There’s a sense of underlying satire in the film, as it reflects the state of modern politics.
That’s one of the reasons I decided to make a period film, after all. You recognise yourself better in the past than in the present. The past is a curved mirror of ourselves today. So often, we look at people in the past, and we laugh at how stupid, naïve and narrow-minded they were. But it’s us that we’re seeing there – maybe another jacket, another haircut or different vocabulary, but we’re the same people.

There’s also a sense of despair in terms of how people will default to dealing with their own personal problems, rather than facing a crisis that affects everyone.
I would say it’s the opposite. People have the intention of solving something to do with a huge entity such as “society”, but they’re unable to resolve something that’s personal. And usually, if they don’t find their personal solutions, their societal solutions don’t work either. The characters’ relation between the private and the communal interested me a lot in this film.

Tell us about your decision to film in black and white. There are times when it even brought to mind propaganda reels.
I knew from early on that I wanted to shoot the film in Kaunas, as the city has a particular vibe. It was the provisional Lithuanian capital between the two world wars. A particular sort of Lithuanian modernist architecture developed in Kaunas, and I wanted that aesthetic to have its own role in the cinematography. However, that modernist heritage is scarce and looks tired. We just didn’t have enough budget to prepare those exterior and interior sets so that we could shoot in colour. Black and white, late night, interiors, the stark contrast between what’s light and what’s dark… All of this was a helping hand in order for that heritage to look fresh. When this decision was made, we started developing it into a style.

Those moments that remind you of propaganda reels were usually scenes inspired by Vytautas Augustinas’ photos. He was a press photographer who worked on official occasions, like national holidays or important governmental events. He would photograph what was supposed to be photographed. But then the framing or the timing of the photo would betray the fact that he understood just how much farce there was behind the ceremony or how miserably human important officials are.

How did you cast Aleksas Kazanavicius as Feliksas, the character based on Pakstas?
I had worked with Kazanavičius on a scene that we shot during an “Ekran” workshop at the Wajda School in Warsaw. It was just an experiment, but he would prepare for the role really thoroughly, as if it were a real film. I appreciated that very much. Kazanavičius is an actor who dives deep into the analysis of the character he plays. He internalises everything over time. And then, when the real shooting comes, it seems effortless. But those are the fruits of the tree he’s been growing and watering with great care and resolution.

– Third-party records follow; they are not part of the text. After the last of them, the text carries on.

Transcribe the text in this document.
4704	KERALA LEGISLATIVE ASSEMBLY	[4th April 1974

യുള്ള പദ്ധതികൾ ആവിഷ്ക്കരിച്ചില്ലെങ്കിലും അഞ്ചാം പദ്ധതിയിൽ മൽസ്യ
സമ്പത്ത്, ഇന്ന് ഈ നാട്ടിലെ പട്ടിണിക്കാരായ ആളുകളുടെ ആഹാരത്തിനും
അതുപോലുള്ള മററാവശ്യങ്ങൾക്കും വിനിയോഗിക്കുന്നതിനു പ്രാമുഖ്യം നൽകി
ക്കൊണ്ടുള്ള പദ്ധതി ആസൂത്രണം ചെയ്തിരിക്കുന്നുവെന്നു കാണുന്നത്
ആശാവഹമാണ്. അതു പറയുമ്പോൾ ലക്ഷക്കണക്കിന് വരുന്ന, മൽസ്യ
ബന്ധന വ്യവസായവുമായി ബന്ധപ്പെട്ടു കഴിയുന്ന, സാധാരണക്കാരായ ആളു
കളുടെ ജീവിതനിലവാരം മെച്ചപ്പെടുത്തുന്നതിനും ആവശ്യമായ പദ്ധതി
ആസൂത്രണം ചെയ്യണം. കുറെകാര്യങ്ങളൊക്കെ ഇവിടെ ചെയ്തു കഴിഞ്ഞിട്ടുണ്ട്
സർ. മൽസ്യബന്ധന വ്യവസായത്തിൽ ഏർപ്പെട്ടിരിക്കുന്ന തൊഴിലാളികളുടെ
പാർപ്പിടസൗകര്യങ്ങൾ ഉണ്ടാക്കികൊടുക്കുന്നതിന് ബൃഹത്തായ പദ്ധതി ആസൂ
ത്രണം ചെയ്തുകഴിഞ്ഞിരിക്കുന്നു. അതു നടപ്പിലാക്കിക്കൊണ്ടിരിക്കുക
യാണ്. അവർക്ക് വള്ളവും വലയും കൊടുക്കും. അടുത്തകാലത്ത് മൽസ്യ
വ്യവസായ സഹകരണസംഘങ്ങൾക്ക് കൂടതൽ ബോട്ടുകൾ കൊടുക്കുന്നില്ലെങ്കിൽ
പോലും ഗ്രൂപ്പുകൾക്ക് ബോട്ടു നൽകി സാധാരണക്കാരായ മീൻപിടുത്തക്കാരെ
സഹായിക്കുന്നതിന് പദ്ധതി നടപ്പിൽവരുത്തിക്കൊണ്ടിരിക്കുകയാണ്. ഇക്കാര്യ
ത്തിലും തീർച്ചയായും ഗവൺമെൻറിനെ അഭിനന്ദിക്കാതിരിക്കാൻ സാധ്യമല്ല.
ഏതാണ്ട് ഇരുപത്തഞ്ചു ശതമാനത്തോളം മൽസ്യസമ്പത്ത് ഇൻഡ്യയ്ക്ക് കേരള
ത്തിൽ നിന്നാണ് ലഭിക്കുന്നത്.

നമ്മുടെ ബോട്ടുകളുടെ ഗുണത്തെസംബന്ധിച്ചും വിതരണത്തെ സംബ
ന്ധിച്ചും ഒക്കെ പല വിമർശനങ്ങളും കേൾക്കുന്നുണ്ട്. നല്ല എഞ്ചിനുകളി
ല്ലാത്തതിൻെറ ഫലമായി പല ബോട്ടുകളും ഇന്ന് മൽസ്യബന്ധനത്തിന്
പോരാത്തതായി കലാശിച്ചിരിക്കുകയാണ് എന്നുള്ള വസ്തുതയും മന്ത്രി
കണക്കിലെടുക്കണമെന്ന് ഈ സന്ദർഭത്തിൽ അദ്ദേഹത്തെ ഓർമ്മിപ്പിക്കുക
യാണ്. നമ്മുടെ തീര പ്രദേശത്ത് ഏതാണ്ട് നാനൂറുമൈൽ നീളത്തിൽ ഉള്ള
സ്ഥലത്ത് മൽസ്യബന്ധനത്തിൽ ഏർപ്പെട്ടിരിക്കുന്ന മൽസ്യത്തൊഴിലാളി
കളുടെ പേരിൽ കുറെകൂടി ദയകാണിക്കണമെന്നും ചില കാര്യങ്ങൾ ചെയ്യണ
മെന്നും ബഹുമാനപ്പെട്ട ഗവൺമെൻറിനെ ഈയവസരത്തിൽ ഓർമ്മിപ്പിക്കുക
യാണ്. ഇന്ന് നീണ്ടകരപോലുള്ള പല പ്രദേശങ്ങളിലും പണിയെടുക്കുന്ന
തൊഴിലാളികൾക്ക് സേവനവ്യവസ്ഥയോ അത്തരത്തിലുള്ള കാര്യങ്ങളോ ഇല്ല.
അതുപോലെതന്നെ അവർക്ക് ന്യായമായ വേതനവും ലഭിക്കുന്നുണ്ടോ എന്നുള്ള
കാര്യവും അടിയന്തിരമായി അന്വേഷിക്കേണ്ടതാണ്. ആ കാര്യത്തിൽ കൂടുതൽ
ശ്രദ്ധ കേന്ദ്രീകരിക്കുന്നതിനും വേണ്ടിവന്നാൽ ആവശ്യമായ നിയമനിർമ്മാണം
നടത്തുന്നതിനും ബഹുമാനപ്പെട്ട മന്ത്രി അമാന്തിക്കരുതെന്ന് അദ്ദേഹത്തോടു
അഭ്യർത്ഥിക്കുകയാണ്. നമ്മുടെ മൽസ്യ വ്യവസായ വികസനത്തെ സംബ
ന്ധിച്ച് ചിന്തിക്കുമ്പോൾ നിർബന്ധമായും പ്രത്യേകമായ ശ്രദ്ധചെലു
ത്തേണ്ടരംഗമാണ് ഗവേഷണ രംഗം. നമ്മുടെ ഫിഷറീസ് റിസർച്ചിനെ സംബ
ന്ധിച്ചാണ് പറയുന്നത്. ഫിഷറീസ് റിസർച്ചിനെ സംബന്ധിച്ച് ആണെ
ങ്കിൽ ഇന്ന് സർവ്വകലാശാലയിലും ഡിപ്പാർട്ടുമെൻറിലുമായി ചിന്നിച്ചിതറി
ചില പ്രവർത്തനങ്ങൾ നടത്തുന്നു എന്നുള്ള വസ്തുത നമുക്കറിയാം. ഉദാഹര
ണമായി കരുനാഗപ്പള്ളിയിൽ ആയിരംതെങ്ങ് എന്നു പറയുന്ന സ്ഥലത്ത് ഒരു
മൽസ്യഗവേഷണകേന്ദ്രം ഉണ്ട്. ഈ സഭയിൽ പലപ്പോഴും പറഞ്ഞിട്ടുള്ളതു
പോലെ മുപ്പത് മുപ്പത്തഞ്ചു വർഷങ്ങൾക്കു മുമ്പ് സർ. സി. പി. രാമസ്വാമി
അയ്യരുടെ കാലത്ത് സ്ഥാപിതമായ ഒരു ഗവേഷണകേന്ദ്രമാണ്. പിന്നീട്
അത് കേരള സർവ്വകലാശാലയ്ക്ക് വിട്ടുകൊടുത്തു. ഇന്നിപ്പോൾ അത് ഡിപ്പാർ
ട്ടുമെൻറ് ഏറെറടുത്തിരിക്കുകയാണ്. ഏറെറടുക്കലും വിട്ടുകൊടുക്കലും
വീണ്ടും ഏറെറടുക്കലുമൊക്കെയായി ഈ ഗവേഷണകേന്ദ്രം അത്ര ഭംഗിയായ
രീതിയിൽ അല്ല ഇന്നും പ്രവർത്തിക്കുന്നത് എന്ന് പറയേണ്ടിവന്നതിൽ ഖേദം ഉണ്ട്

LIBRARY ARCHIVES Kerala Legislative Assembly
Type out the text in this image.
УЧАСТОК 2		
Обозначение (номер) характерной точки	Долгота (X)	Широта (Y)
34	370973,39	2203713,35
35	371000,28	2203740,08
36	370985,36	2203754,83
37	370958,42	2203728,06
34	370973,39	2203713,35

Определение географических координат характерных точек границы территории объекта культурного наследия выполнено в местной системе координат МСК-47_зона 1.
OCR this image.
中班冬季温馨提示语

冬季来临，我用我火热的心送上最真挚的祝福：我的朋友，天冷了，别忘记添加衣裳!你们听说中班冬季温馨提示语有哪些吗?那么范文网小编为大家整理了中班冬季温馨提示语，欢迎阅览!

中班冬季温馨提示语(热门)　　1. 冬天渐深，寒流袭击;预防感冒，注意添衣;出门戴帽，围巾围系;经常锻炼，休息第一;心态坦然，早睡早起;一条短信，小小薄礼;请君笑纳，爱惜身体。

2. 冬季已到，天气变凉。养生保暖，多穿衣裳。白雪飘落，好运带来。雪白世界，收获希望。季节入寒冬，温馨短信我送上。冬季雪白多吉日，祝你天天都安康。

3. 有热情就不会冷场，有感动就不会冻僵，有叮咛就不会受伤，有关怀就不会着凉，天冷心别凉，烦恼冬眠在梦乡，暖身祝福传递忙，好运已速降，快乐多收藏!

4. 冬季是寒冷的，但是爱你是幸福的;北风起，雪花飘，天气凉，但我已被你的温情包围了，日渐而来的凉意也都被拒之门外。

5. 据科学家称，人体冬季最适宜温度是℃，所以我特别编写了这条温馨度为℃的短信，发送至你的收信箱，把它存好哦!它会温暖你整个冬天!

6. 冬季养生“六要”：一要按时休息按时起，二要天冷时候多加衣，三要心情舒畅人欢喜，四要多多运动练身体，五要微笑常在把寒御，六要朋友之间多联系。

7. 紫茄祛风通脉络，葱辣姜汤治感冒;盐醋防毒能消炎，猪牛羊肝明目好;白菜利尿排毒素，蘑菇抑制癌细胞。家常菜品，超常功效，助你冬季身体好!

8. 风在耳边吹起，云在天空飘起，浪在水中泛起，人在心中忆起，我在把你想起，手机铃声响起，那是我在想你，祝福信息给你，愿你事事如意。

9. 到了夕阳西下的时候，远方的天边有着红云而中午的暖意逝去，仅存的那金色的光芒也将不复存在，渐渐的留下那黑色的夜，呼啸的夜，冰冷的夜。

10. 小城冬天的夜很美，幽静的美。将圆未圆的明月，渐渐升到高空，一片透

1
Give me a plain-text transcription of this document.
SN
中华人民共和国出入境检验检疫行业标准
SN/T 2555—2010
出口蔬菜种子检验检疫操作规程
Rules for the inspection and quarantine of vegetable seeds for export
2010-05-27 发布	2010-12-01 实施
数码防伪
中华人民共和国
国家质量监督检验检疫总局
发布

What would you like your next project to be?
It’s another period film. This time, the period is my childhood, in 1991. In January of that year, Moscow carried out an unsuccessful coup in the newly independent Lithuania. The most ridiculous outcome of that coup was a propaganda TV channel that no one watched and no one wanted to work at. Among the few who did work there, the most important person was a Lithuanian officer from the Soviet military intelligence agency. He was one of the few who would dare to appear in public, preaching about the collapsing Soviet regime using the most outdated slogans. The press would call him “Judah”. I want him to be the main character of the film.